Exchange rate and foreign investment considerations
Nigeria’s foreign exchange market has been under pressure due to fluctuating dollar inflows and exchange rate volatility. A pause in rate hikes could slow the appreciation of the naira, especially if global investors perceive a reduced return on naira-denominated assets.
Foreign portfolio investors, who often seek high yields in emerging markets, may reassess their exposure to Nigeria. If inflation does not ease significantly, the attractiveness of Nigerian bonds could decline, leading to potential capital outflows.
However, a stable interest rate environment could also encourage long-term foreign direct investment (FDI), as businesses prefer predictable monetary policies.

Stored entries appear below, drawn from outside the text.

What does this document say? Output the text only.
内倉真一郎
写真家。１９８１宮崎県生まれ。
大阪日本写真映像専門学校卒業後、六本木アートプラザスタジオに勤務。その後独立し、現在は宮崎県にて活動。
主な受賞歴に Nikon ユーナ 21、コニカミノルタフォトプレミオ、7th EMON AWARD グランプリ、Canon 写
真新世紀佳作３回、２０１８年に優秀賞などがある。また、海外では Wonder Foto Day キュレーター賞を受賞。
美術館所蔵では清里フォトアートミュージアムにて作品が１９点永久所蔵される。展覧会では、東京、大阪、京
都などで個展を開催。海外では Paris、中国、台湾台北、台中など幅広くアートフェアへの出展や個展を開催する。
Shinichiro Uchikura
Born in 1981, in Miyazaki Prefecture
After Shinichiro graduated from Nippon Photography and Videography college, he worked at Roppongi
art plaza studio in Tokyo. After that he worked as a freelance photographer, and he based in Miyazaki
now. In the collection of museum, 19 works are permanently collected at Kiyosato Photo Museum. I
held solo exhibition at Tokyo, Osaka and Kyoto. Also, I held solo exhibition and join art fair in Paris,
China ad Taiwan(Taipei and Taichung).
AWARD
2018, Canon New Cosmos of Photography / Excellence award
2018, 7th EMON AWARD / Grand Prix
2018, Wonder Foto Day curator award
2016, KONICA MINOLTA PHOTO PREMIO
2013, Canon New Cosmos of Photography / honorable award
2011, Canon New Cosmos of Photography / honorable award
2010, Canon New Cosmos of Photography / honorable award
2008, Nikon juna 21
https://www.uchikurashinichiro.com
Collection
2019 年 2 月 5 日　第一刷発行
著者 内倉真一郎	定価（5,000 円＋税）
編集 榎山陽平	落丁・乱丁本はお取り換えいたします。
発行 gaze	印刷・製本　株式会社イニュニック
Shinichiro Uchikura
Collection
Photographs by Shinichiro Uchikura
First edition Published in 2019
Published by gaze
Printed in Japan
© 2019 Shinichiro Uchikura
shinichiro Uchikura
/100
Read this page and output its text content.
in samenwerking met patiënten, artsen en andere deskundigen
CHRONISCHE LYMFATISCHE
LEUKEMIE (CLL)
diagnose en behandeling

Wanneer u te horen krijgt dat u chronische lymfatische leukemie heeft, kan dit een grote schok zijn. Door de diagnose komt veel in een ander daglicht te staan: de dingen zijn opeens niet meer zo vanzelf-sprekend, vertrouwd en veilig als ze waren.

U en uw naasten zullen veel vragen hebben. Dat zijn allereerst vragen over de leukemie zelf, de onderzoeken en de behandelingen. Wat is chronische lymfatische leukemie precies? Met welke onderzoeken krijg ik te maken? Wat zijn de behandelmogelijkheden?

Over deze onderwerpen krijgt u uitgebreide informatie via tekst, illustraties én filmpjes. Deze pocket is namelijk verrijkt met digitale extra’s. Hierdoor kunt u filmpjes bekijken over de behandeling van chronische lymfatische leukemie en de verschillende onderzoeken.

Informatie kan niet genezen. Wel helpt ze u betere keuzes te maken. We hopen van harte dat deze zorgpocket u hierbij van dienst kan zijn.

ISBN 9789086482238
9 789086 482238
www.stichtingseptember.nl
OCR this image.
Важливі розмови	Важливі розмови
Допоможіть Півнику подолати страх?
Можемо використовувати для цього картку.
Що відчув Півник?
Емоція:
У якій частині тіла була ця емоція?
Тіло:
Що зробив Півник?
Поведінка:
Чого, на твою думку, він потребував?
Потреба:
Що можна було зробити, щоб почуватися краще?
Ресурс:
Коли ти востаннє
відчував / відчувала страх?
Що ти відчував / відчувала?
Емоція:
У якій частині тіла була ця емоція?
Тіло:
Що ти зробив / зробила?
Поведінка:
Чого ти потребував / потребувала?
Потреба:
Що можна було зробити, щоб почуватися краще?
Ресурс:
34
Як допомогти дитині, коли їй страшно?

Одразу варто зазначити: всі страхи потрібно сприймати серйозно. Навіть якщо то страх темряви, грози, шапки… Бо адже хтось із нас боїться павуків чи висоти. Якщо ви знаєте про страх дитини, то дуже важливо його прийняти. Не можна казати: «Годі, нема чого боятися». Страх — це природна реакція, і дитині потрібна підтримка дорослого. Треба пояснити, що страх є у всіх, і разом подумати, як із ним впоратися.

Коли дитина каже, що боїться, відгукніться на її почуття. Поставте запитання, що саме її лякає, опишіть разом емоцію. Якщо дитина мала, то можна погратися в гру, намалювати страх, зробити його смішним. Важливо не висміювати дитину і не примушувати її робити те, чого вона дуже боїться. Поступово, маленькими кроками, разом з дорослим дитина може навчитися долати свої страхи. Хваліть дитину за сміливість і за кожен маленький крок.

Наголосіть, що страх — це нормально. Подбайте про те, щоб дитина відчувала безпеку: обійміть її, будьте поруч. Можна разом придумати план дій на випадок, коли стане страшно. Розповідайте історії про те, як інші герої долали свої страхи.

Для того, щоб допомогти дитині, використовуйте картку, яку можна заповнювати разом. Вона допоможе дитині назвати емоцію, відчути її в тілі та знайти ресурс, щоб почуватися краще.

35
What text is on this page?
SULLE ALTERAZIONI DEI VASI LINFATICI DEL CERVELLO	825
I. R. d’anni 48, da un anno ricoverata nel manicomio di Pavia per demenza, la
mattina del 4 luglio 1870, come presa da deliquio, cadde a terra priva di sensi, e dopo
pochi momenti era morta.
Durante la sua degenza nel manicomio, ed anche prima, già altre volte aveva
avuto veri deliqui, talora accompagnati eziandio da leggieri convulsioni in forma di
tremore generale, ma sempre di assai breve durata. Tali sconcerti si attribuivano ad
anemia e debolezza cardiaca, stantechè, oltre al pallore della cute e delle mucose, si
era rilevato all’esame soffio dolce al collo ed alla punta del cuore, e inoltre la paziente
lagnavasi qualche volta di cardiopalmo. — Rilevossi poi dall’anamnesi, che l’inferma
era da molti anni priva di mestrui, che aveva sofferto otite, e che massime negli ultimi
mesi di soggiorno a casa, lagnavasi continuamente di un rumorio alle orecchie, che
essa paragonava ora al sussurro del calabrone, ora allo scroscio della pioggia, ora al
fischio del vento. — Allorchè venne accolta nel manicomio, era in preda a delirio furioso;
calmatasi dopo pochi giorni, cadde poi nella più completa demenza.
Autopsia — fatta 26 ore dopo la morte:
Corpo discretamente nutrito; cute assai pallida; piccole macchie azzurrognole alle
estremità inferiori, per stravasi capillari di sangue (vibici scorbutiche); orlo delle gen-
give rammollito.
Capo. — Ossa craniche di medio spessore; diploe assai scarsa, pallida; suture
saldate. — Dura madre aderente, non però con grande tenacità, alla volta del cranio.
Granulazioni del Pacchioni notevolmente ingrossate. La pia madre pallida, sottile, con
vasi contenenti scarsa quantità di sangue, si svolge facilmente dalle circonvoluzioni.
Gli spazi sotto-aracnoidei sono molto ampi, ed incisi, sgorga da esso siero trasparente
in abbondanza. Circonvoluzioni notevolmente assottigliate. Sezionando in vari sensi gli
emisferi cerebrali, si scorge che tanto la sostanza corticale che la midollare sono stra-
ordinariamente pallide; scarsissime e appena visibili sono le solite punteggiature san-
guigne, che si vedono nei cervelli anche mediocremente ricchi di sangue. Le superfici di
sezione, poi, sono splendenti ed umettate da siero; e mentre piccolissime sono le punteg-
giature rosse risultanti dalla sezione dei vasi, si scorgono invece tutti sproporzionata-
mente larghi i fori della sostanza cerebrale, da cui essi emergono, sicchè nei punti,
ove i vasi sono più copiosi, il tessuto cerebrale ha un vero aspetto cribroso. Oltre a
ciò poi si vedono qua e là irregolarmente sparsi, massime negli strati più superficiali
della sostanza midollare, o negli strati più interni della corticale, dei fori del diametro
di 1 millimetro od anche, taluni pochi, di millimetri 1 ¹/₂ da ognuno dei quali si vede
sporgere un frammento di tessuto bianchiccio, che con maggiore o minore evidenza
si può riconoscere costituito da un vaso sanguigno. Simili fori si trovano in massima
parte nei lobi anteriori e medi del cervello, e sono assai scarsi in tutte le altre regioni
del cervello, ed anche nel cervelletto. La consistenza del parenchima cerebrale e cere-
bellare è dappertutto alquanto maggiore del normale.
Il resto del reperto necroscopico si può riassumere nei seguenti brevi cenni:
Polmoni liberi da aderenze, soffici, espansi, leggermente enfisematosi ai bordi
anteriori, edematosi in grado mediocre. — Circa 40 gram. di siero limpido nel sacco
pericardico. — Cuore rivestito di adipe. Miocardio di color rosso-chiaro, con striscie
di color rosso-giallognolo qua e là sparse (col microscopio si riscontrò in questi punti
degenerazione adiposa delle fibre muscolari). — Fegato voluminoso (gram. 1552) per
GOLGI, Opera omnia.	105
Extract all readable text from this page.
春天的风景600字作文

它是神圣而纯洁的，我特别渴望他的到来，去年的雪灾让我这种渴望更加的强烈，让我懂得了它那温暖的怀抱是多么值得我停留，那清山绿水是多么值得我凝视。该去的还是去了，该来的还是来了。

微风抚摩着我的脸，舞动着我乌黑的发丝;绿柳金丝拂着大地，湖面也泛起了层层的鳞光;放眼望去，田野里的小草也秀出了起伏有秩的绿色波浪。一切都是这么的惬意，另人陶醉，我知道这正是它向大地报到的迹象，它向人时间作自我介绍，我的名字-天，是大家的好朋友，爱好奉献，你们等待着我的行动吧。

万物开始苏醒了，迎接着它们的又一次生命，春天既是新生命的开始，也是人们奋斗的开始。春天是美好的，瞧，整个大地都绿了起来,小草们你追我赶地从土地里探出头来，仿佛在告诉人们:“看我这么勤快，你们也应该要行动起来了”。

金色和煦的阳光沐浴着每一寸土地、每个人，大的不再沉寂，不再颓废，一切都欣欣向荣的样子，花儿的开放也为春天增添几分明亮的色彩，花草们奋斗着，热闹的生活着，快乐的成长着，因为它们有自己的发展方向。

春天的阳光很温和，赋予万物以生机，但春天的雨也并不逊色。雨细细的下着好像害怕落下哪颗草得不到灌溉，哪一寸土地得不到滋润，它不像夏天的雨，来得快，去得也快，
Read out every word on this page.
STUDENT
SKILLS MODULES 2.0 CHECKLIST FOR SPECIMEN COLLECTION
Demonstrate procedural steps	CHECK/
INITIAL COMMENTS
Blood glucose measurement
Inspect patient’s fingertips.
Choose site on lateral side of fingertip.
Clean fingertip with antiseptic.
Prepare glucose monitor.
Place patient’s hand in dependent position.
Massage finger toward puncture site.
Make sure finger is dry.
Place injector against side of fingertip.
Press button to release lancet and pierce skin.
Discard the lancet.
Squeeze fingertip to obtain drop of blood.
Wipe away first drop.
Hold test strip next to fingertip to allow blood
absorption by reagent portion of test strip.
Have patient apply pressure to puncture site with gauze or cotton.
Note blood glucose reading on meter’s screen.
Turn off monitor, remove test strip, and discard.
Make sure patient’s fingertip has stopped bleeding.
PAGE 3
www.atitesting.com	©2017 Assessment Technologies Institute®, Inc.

Read also: CBN retains interest rates at 27.5% amid rebased inflation
Banks to continue benefiting from high MPR
Since the current governor Olayemi Cardoso of CBN assumed office, he maintained a hawkish stance which saw rates increased for six straight times in 2024 to tame inflation and lure in capital flows. Despite holding rates steady, analysts believe that banks will still continue to gain from the high monetary policy rate.
“Given that lending rates are closely linked to the MPR, we expect banks to continue to benefit from the elevated interest rate environment in the near term,” FBNQuest analysts said.
What next – easing or holding still?
The CBN’s decision suggests a wait-and-see approach, monitoring inflation and economic data before making further moves. If inflation trends downward, the MPC could consider rate cuts in the coming months, supporting economic growth. However, if price pressures persist, a return to tightening may be necessary.
For now, businesses and investors will closely watch inflation reports, foreign exchange trends, and signals from the CBN on future policy direction. The market’s response will depend on whether this pause is the beginning of an easing cycle or merely a temporary hold in Nigeria’s battle against inflation.